La lutte aux changements climatiques, un texte truffé de généralités

Première publication 20 juin 2012 à 23h38
La lutte aux changements climatiques, un texte truffé de généralités
Crédit photo : Reuters
Par Régys Caron | Agence QMI

Le Sommet Rio 20 sur la lutte aux changements climatiques est sur le point d'accoucher d'une souris. Les 130 chefs d'État et de gouvernement présents à Rio de Janeiro viennent de s'entendre sur un texte truffé de généralités, selon plusieurs observateurs.

«Le texte ne va pas aussi loin qu'on l'aurait voulu, surtout pour ceux qui étaient là il y a 20 ans», a reconnu le premier ministre du Québec, Jean Charest, qui avait dirigé la délégation canadienne à Rio, en 1992, à titre de ministre fédéral de l'Environnement. Rio 1992 avait conduit à l'adoption du protocole de Kyoto en 1997 auquel plusieurs pays sont liés. Ce protocole vise à réduire de 6% sous le niveau de 1990 les émissions de six gaz à effet de serre entre 2008 et 2012.

L'AQLPA déçue

«Les pays ont carrément failli à la tâche de mettre en place de réelles mesures ici, à Rio, afin de protéger les générations futures, l'environnement et de combattre les nombreux enjeux sociaux créés par notre système économique complètement inéquitable», a déploré l'Association québécoise de lutte à la pollution atmosphérique (AQLPA).

La crise financière qui affecte l'Europe et les États-Unis de même que les transitions politiques en cours dans la gouvernance de plusieurs grandes puissances rendaient peu probables les grandes avancées pour la lutte aux changements climatiques à Rio, croit Jean Charest.

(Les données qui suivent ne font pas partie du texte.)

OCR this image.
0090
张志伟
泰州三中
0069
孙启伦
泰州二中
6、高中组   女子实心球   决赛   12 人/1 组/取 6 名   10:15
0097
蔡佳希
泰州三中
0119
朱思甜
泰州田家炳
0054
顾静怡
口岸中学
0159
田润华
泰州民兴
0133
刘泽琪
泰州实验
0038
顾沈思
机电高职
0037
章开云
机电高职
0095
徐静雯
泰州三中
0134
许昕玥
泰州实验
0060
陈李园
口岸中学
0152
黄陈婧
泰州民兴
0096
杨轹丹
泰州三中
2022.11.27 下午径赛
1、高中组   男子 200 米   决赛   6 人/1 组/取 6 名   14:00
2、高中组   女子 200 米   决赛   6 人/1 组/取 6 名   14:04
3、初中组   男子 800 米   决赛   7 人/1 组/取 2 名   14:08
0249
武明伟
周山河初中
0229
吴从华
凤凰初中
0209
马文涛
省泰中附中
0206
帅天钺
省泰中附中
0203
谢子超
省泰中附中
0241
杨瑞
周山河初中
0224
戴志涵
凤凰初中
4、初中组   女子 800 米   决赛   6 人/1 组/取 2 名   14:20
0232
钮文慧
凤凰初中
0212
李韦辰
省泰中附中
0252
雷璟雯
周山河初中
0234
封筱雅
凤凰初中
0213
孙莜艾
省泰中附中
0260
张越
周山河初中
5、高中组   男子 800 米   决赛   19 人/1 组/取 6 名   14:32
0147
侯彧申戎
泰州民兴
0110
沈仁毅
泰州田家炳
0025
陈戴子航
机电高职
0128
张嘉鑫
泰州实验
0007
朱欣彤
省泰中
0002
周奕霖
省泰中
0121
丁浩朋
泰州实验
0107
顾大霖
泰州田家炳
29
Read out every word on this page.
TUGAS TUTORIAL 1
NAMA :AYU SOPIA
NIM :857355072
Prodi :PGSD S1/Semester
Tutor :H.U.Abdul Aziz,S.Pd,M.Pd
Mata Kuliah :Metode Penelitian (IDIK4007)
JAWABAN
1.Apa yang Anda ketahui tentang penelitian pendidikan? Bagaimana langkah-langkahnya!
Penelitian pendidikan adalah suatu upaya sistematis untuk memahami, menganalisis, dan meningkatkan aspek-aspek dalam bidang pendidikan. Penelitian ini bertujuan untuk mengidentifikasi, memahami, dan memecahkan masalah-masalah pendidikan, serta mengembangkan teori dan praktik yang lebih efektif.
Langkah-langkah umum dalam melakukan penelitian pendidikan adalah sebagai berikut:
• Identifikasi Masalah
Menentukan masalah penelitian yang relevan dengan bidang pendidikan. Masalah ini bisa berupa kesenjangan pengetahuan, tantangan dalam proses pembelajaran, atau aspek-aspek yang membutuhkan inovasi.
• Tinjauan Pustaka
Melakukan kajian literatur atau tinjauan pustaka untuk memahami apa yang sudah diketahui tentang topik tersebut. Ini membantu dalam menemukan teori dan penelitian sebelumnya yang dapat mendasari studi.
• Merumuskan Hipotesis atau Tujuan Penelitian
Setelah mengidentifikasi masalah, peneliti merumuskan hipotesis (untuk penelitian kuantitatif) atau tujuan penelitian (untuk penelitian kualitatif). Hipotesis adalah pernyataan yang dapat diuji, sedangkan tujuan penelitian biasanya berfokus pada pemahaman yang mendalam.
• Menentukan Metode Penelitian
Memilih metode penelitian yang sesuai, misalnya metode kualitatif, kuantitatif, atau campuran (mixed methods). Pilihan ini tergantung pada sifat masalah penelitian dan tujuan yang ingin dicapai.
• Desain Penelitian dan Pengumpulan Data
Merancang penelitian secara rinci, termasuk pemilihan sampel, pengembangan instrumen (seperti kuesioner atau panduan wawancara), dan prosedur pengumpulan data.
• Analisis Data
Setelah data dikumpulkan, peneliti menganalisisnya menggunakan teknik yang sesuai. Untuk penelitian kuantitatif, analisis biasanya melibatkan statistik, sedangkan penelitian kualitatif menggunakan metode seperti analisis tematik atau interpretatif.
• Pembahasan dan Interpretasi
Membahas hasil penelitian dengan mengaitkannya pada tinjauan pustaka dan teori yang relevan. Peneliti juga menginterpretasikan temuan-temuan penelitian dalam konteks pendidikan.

Steven Guilbault, porte-parole d'Équiterre, a déploré « le manque d'ambition totale » des chefs de pays représentés au Sommet de Rio. « Il y a des pays qui se prennent en main. Les plus réfractaires à l'action sont les plus riches, les pays qui ont le plus de moyens techniques. Ce sont le Canada, les États-Unis, le Japon », a déploré M. Guilbault.

Lobby pétrolier

À son avis, le lobby pétrolier constitue un obstacle puissant à la décarbonisation de l'environnement. Les grandes compagnies pétrolières reçoivent des subventions publiques à hauteur de plus de 750 milliards $ par année, a-t-il laissé tomber. «On subventionne leurs profits. Il y a une trop grande proximité entre nos chefs d'État et le lobby pétrolier.»

Le message finira bien par passer, croit Jean Charest. «Il faut absolument lier le dossier des changements climatiques à la croissance économique.»